SALT, a U.S.-based Blockchain-Backed Loans provider for cryptocurrency holders, announced last week it has partnered with CENTRE Consortium to begin accepting USD Coin (USDC) as collateral. According to SALT, USDC is a new stablecoin backed by the US dollar. While sharing more details about the stablecoin, SALT’s CTO and Interim President and CEO Bill Sinclair, stated:
“At SALT, we’re constantly analyzing new collateral options with our clients in mind. While we typically base our decision on a number of factors including the voting feature in our borrower portal, we deliberately chose to add USDC in direct response to the recent market volatility we’ve experienced. We want you to keep your crypto, and we’re hopeful the addition of USDC will help accomplish that.”
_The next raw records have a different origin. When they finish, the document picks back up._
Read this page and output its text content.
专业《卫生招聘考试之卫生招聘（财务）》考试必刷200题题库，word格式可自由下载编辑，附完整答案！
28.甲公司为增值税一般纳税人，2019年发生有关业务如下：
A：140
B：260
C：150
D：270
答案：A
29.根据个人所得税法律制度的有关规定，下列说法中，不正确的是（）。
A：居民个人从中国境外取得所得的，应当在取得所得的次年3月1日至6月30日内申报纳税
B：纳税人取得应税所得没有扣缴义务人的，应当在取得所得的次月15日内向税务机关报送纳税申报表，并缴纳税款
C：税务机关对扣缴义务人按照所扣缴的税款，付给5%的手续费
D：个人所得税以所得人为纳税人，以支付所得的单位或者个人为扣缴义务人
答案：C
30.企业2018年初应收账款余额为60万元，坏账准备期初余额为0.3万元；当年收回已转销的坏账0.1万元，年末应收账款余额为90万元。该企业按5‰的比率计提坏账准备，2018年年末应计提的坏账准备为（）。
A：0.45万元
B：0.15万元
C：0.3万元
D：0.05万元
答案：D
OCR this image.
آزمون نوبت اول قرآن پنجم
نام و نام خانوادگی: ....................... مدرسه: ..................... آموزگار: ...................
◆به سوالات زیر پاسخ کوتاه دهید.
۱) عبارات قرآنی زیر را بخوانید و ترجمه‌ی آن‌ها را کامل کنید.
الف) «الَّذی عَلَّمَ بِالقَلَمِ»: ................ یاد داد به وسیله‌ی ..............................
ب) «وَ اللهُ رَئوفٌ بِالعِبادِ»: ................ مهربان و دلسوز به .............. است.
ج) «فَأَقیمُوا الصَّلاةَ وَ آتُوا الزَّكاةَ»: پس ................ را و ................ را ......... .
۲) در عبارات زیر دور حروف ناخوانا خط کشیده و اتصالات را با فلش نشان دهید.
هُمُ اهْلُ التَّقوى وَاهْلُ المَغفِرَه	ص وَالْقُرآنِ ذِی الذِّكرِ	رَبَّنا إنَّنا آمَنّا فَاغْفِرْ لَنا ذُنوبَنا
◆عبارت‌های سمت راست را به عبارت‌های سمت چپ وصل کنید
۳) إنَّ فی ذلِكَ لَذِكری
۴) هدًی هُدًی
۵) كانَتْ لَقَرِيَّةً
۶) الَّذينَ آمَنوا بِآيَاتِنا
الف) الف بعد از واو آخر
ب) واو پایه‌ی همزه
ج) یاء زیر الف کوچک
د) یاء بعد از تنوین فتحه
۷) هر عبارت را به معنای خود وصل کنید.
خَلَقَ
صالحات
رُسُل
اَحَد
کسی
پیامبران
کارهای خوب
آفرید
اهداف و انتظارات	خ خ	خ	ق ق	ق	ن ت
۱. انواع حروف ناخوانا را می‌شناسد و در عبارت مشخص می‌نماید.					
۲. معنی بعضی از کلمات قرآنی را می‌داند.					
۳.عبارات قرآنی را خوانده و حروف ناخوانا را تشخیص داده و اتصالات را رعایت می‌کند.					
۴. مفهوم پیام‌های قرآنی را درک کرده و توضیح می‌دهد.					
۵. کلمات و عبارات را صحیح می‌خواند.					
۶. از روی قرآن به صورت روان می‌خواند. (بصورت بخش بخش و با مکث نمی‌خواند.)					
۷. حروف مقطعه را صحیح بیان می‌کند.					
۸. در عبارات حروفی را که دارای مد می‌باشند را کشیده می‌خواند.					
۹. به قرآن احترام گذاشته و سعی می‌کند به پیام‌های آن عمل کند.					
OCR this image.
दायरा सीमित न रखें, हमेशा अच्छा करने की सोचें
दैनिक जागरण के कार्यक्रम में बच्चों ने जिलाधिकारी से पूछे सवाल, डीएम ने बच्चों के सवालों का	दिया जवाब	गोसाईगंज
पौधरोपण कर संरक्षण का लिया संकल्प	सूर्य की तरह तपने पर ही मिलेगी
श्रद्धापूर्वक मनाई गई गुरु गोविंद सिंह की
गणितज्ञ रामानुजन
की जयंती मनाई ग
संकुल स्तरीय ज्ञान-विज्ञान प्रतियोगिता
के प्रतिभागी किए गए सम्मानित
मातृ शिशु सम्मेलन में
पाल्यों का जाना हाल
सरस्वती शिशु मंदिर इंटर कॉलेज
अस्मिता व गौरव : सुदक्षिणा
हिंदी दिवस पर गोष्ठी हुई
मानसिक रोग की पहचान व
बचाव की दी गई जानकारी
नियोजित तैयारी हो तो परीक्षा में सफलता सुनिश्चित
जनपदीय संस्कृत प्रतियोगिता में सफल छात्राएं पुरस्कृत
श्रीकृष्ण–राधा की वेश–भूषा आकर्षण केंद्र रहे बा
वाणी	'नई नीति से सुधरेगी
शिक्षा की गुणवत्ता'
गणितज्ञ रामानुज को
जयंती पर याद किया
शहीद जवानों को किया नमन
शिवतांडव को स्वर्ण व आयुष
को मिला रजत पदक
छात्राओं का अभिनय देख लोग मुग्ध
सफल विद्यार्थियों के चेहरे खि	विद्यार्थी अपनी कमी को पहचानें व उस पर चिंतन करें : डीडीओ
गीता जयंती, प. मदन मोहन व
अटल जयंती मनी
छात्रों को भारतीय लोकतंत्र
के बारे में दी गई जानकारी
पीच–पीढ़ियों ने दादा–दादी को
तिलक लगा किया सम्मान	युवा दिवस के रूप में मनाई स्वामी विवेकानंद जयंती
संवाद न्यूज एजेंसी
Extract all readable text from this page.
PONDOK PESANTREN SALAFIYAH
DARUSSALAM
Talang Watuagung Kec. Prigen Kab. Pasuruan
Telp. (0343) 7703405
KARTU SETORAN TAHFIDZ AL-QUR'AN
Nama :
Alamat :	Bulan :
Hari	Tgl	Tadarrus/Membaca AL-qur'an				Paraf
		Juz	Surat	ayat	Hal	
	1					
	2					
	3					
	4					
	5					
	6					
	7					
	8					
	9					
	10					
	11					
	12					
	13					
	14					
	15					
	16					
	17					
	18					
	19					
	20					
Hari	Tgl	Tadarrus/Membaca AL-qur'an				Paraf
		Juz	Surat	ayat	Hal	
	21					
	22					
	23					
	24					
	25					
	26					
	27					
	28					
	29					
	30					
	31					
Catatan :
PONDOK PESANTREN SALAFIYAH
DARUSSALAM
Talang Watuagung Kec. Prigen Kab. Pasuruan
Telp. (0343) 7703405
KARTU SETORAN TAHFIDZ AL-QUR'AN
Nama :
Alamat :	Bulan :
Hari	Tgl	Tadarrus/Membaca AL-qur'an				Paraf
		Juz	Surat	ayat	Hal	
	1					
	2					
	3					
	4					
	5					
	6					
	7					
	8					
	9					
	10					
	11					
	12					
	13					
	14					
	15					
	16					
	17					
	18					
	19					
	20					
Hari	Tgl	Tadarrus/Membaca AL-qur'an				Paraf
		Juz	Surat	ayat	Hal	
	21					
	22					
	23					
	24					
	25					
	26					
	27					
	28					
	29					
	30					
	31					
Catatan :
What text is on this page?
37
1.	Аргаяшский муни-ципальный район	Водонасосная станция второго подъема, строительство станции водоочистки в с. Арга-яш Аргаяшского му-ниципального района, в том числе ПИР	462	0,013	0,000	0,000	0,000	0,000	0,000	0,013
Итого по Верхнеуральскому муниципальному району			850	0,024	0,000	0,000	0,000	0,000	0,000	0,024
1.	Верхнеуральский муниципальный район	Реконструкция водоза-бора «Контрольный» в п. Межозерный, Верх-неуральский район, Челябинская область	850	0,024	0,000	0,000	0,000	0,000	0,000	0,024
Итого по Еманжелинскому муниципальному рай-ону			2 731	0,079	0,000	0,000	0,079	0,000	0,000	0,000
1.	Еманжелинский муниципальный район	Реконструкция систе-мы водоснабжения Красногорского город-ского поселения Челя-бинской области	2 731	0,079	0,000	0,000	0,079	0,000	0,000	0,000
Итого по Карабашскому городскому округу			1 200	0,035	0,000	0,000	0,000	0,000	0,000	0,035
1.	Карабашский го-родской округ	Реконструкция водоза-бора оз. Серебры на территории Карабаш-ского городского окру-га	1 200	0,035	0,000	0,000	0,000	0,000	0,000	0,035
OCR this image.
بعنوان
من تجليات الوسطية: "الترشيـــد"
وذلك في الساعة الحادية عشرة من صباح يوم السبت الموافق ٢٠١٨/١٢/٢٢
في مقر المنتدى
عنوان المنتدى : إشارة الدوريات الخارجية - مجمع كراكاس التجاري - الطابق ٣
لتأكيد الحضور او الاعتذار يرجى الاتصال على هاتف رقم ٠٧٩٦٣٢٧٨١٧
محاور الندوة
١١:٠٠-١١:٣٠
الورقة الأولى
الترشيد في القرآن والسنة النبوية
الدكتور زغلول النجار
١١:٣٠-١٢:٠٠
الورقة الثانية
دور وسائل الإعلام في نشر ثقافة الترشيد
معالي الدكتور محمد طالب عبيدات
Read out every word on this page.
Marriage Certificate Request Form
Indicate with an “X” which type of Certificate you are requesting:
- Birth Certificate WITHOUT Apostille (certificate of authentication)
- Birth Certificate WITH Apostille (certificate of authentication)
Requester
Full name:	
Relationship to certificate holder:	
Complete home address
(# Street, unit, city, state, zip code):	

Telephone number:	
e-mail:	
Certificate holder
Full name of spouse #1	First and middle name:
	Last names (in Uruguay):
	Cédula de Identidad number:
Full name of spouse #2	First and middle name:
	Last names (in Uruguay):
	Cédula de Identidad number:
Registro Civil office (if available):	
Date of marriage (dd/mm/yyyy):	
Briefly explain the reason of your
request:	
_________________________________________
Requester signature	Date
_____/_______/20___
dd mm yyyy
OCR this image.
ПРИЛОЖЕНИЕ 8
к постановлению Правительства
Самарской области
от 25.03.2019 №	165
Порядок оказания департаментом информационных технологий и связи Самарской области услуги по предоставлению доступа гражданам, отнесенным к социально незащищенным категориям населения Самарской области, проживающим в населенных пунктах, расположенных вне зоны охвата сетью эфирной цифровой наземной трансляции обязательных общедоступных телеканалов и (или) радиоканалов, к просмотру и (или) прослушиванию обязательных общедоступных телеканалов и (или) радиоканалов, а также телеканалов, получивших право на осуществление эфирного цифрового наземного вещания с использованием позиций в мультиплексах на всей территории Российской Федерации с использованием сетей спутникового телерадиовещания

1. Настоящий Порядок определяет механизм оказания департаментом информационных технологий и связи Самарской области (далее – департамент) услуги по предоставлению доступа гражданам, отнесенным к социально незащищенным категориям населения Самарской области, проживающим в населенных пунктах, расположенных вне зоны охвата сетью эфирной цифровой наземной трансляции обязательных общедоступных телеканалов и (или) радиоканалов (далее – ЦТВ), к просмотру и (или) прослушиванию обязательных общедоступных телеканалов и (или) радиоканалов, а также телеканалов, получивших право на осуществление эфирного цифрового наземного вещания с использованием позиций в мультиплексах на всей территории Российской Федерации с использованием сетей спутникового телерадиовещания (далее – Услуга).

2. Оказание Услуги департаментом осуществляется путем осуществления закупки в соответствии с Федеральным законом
The provider reported that when there’s volatility in the market, it has a direct impact on a borrower’s loan-to-value (LTV), which can result in an undesired loss of collateral. Given market dips can occur at any point, SALT has added USDC to its collateral mix in response to feedback from customers regarding the need for additional transfer options that can be used outside of normal banking hours. Now borrowers can take immediate action to stabilize their LTV when there’s a rapid drop in the market.
SALT went on to add that in the addition of USDC, it is now offering loans collateralized by Bitcoin, Litecoin, Ethereum, DOGE, USDC, or a combination of the five.